Last Thursday night, as a guest of Major General Konstantinos Koutras of Greece and with coordinating support from the German, Dutch and United States’ militaries – MDAA, true to its mission and on behalf of its charter and membership, recognized and honored five individuals from the German Luftwaffe, the Royal Netherlands Air Force and the United States Army for excellence in leadership over the three day live firings of 46 interceptors at the NATO Missile Firing Installation (NAMFI) in Crete. MDAA also extended this recognition and honor to the best units and their commanders as a team with an excellent performance during these firings from each of the participating four countries of Greece, Germany, the Netherlands and the United States. This champion event – with a stunning dusk setting – brought dignity, respect and elevated the recognition at the conclusion of all of the firings, with two facing Patriot Launchers as a back drop and a U-shaped 700-man NATO Ally formation, led by the German Brigadier General Michael Gschossmann and his Brigade Commander Colonel Arnt Kuebart, commander of the German Air Defense Wing 1. With foreign dignitaries looking on, it was a unification of a team that bonded together, trusted, depended on and achieved with each other to surpass challenges and achieve tremendous confidence in executing the complex engagements of live firings for the air and missile defense mission of NATO. A unified air and missile defense team is the future and the genius of capacity and partnership building amongst NATO Allies to exponentially force project their mission while sharing the burden of resourcing and implementing this tremendous capability.
With resilience to overcome the challenges of power failure, radar malfunction, missile performance, and different crews on different platforms – the tremendous success of launching 46 interceptors to intercept air breathing cruise missiles and aircraft threats, as well as short-range tactical ballistic missiles during the three days of firing, made the Alliance stronger and confidence to win the fight an absolutely invaluable experience.
Great credit goes to the Greek Commander, MG Koutras, of the Firing Range of NAMFI, for nowhere in the world would a military firing range, in prescribed launch windows, get an unscheduled extended launch window and granted an immediate permission to shut down an international airport in order to adjust, provide new targets, and complete additional firings. Credit also goes to the leadership of the US 10th AAMDC commander Col. Janell Eickhoff who made the decision to fire the remaining interceptors and request additional targets once the launch window was reopened.

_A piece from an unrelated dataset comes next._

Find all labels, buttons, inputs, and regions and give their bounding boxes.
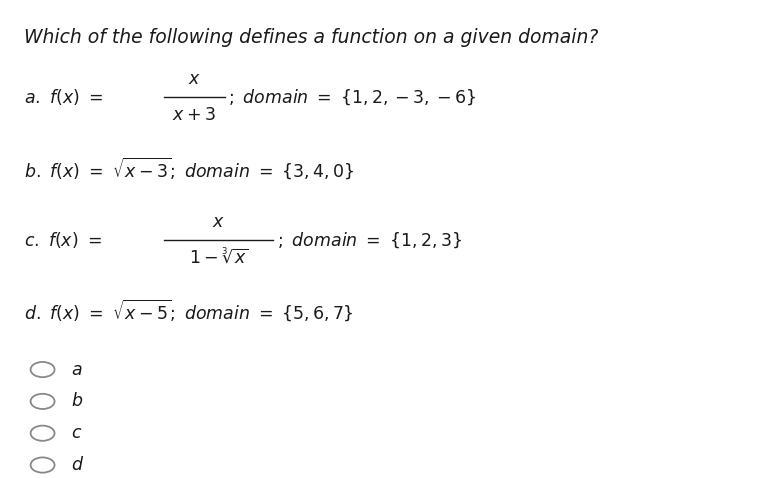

It takes trust in the team, belief in the team, and a team will to overcome and win. This team is the NATO air and missile defense team, and with its operators, logisticians, maintenance, firing crews, command and control from these four member contributing air and missile defense countries it is led by Germany. A great team has leadership amongst its teammates and a leader that can bring them together through trust, vision and most of all credibility of action. Germany led out front, having three of the five Patriot fire units fire all 30 of its Patriot Interceptors successfully and hosted two of the three United States crews on their firing units. Germany also has a Surface to Air Missile Operations Centre (SAMOC), a proven working command and control system that interconnects different systems from different countries – from sensors to shooters, to even include left over Russian systems from the Eastern European members of NATO. Germany led the force capacity coupling with Netherlands in announcing the IOC of their air and missile defense task force last Wednesday at Crete. (Link to the last Alert, “What Happened in Crete”)
NATO will look to Germany’s industrial strength, coupled with the leadership of the Chancellor Angela Merkel to be the foundation of capability in the air and missile defense requirement for the NATO Response Force (NRF) and the Very High Readiness Joint Task Force (VJTF).
It is now time for NATO – in response to increased demonstrated and modernized UAS, Cruise Missile and Ballistic Missile threats – to provide an Air and Missile Defense Command to NATO, a center of excellence and school house for this mission, and a collaborative effort to modernize air defenses for NATO. It is now time for Germany to step up and lead this effort as the lead contributor.